Regardless of how the top of the piston is shaped, manufacturers can optimize the cross-section and underside of the crown for either naturally aspirated or power adder duty. “We take a close look at the thickness between the valve relief and top ring groove to make sure there is sufficient material in that area,” Stothers explains. “In addition to increasing the thickness of the crown to accommodate increased loads in power adder applications, we also use larger-radius contours on the bottom of the crown to decrease stress concentrations. The design and contour of the piston’s underside determines how evenly the top of the crown distributes heat.”
Pins and Bosses
For most racers, wrist pins are merely a necessary evil that add to the piston’s overall weight. In reality, reducing mass isn’t nearly as important as resisting flex, since the wrist pins are responsible for transferring the cylinder pressure exerted on the pistons to the connecting rods.

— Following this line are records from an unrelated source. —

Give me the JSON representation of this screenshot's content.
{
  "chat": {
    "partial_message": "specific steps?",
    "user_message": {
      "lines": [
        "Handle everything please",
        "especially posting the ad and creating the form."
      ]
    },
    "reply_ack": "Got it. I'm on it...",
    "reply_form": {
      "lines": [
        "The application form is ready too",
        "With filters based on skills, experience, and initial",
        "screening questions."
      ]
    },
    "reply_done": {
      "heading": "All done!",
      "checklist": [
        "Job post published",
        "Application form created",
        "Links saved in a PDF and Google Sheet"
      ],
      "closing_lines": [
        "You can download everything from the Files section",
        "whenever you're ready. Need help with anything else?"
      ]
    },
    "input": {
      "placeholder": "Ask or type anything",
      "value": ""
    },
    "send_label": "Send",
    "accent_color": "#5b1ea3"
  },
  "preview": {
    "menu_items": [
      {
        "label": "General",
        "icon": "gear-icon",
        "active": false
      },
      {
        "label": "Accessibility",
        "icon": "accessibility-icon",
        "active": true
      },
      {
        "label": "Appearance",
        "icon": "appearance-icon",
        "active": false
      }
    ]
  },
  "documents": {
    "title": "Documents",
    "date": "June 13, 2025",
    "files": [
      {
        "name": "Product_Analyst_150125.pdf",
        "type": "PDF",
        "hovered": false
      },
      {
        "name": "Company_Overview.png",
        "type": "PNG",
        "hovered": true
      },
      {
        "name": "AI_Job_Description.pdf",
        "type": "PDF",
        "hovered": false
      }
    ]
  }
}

As the pistons transition from TDC toward BDC, the pins prevent them from crashing into the cylinder heads as well. Wristpins that flex due to inadequate wall thickness can place additional stress on the piston. Similarly, reducing pin diameter in an effort to reduce mass concentrates a greater load over a smaller surface area in the pin bore and connecting rod, which can lead to cracking or galling.

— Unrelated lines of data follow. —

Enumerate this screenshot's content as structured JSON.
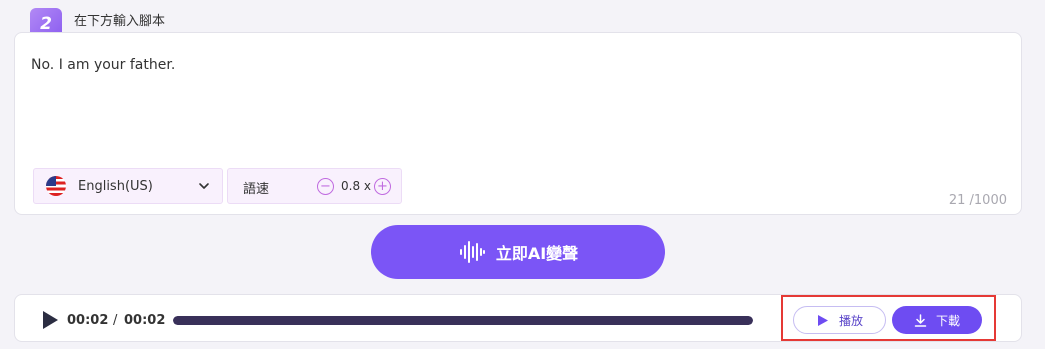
{
  "step": {
    "number": "2",
    "title": "在下方輸入腳本"
  },
  "editor": {
    "text": "No. I am your father.",
    "char_count": "21 /1000"
  },
  "language": {
    "selected": "English(US)",
    "icon": "us-flag-icon"
  },
  "speed": {
    "label": "語速",
    "value": "0.8 x",
    "minus_icon": "minus-circle-icon",
    "plus_icon": "plus-circle-icon"
  },
  "convert_button": {
    "label": "立即AI變聲",
    "icon": "sound-wave-icon"
  },
  "player": {
    "current_time": "00:02",
    "separator": "/",
    "total_time": "00:02",
    "progress": 1.0,
    "play_button_label": "播放",
    "download_button_label": "下載"
  },
  "colors": {
    "accent": "#7b55f6",
    "badge": "#9d6ef3",
    "highlight": "#e53935"
  }
}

While wristpin diameter is usually determined by the small-end diameter of the connecting rod, piston manufacturers often increase wall thickness as power levels increase. Higher-grade alloys can be used as well. Moreover, pin boss design also plays an important role in durability. “Typically, we will seek more engagement between the pin and pin boss towers to support the larger forces seen in power adder combinations. This can be done with either a longer pin or a narrower pin boss span,” says Stothers.
Rings
Although naturally aspirated and power adder pistons are subjected to different levels of heat and pressure, both have benefitted equally from the significant improvements in ring technology over the last decade. “Most performance rings consist of a steel top ring and a ductile second ring. Phasing out cast rings has significantly increased durability while allowing for a reduction in axial height,” Stothers explains. “A steel gas-nitrided top ring has proven to be the best combination for power adder and naturally aspirated engines. When combined with a hooked ductile second ring, this arrangement allows for better oil control, lower ring tension, reduced friction, and improved conformability and ring seal.”

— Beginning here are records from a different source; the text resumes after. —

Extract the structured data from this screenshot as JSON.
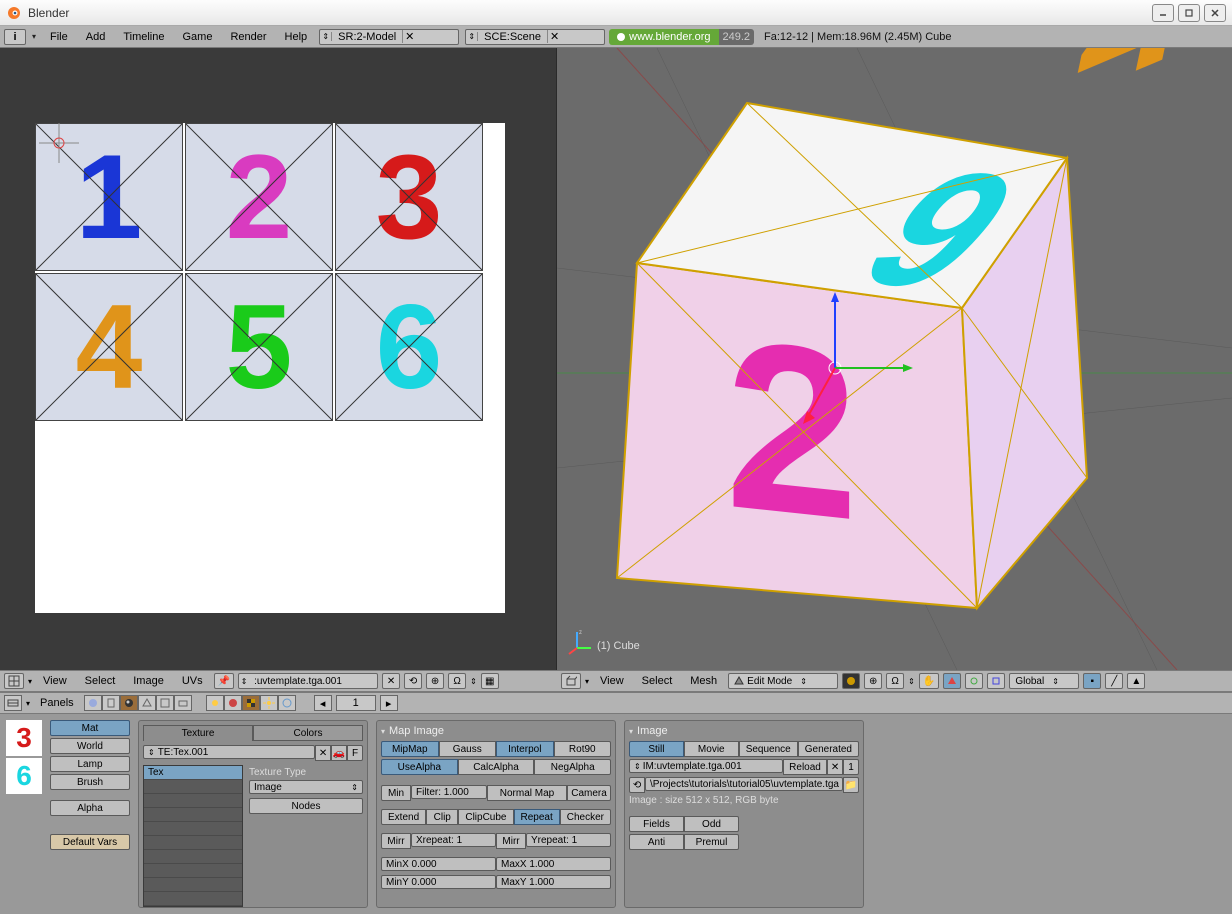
{
  "titlebar": {
    "title": "Blender"
  },
  "menubar": {
    "items": [
      "File",
      "Add",
      "Timeline",
      "Game",
      "Render",
      "Help"
    ],
    "screen_field": "SR:2-Model",
    "scene_field": "SCE:Scene",
    "link_text": "www.blender.org",
    "version": "249.2",
    "stats": "Fa:12-12 | Mem:18.96M (2.45M) Cube"
  },
  "uv": {
    "tiles": [
      {
        "num": "1",
        "color": "#1a36d6"
      },
      {
        "num": "2",
        "color": "#d93bc0"
      },
      {
        "num": "3",
        "color": "#d61a1a"
      },
      {
        "num": "4",
        "color": "#e0941a"
      },
      {
        "num": "5",
        "color": "#1acb1a"
      },
      {
        "num": "6",
        "color": "#1ad6e0"
      }
    ]
  },
  "uvheader": {
    "items": [
      "View",
      "Select",
      "Image",
      "UVs"
    ],
    "image_field": ":uvtemplate.tga.001"
  },
  "view3d": {
    "object_label": "(1) Cube",
    "header_items": [
      "View",
      "Select",
      "Mesh"
    ],
    "mode": "Edit Mode",
    "orientation": "Global"
  },
  "btnwin": {
    "panels_label": "Panels",
    "frame": "1"
  },
  "matpanel": {
    "tabs": [
      "Mat",
      "World",
      "Lamp",
      "Brush",
      "Alpha"
    ],
    "default_vars": "Default Vars"
  },
  "texpanel": {
    "tabs": [
      "Texture",
      "Colors"
    ],
    "te_field": "TE:Tex.001",
    "tex_slot": "Tex",
    "type_label": "Texture Type",
    "type_value": "Image",
    "nodes": "Nodes"
  },
  "mapimage": {
    "title": "Map Image",
    "row1": [
      "MipMap",
      "Gauss",
      "Interpol",
      "Rot90"
    ],
    "row2": [
      "UseAlpha",
      "CalcAlpha",
      "NegAlpha"
    ],
    "min": "Min",
    "filter": "Filter: 1.000",
    "normalmap": "Normal Map",
    "camera": "Camera",
    "rowext": [
      "Extend",
      "Clip",
      "ClipCube",
      "Repeat",
      "Checker"
    ],
    "mirr": "Mirr",
    "xrep": "Xrepeat: 1",
    "yrep": "Yrepeat: 1",
    "minx": "MinX 0.000",
    "maxx": "MaxX 1.000",
    "miny": "MinY 0.000",
    "maxy": "MaxY 1.000"
  },
  "imagepanel": {
    "title": "Image",
    "tabs": [
      "Still",
      "Movie",
      "Sequence",
      "Generated"
    ],
    "im_field": "IM:uvtemplate.tga.001",
    "reload": "Reload",
    "users": "1",
    "path": "\\Projects\\tutorials\\tutorial05\\uvtemplate.tga",
    "info": "Image : size 512 x 512, RGB byte",
    "fields": "Fields",
    "odd": "Odd",
    "anti": "Anti",
    "premul": "Premul"
  },
  "preview": {
    "three_color": "#d61a1a",
    "six_color": "#1ad6e0"
  }
}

Turbo vs. Blower vs. Nitrous
Granted that power adder pistons are more structurally robust than their naturally aspirated counterparts, but how are turbo, blower, and nitrous pistons different from each other? “Typically, we treat turbo and supercharger applications in a similar fashion, but with the cooling effect of nitrous, the piston design can be slightly lighter than a full-race forced induction part,” Stothers remarks. While effectively managing heat is critical in all power adder applications, it is particularly important with turbochargers. “We recommend ceramic thermal crown coatings in heavy-duty power adder applications. Coatings reduce the amount of heat that is absorbed into the crown of the piston, thus extending longevity. We have also see great benefits in turbocharged applications, where the crown coatings reflect most of the heat back into the combustion chamber and out of the exhaust, This helps maintain higher exhaust velocity for quicker turbo spool-up.”